WASHINGTON — There’s more to the recent dramatic and alarming thawing of the Arctic region than can be explained by man-made global warming alone, a new study found. Nature is pushing the Arctic to the edge, too.
There’s a natural cause that may account for much of the Arctic warming, which has melted sea ice, ice sheets and glaciers, according to a study published today in the journal Nature. New research points a finger at a natural and cyclical increase in the amount of energy in the atmosphere that moves from south to north around the Arctic Circle.
But that energy transfer, which comes with storms that head north because of ocean currents, is not acting alone either, scientists say. Another upcoming study concludes that the combination of both that natural energy-transfer increase and man-made global warming serves as a one-two punch that is pushing the Arctic over the edge.

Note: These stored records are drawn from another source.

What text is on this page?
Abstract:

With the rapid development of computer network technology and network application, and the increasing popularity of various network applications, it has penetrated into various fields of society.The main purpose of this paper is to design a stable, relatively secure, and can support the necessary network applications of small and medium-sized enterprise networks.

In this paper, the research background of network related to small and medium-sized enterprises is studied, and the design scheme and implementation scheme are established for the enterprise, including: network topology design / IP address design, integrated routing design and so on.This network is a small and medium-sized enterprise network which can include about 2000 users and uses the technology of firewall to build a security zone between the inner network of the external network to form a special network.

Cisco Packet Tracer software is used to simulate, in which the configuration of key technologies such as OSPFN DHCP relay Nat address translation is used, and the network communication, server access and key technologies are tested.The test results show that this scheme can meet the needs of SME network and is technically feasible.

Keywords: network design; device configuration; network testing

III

Scientists are trying to figure out why the Arctic is warming and melting faster than computer models predict.
Climate-change theory concentrates on warming of surface temperatures and explains an Arctic that is warming faster than the rest of the world as mostly because reduced sea ice and ice sheets means less reflecting solar rays.
Rune Graversen, the Nature study co-author and a meteorology researcher at Stockholm University in Sweden, said a shift in energy transfer explains the thawing more, including what’s happening in the atmosphere, but does not contradict consensus global- warming science.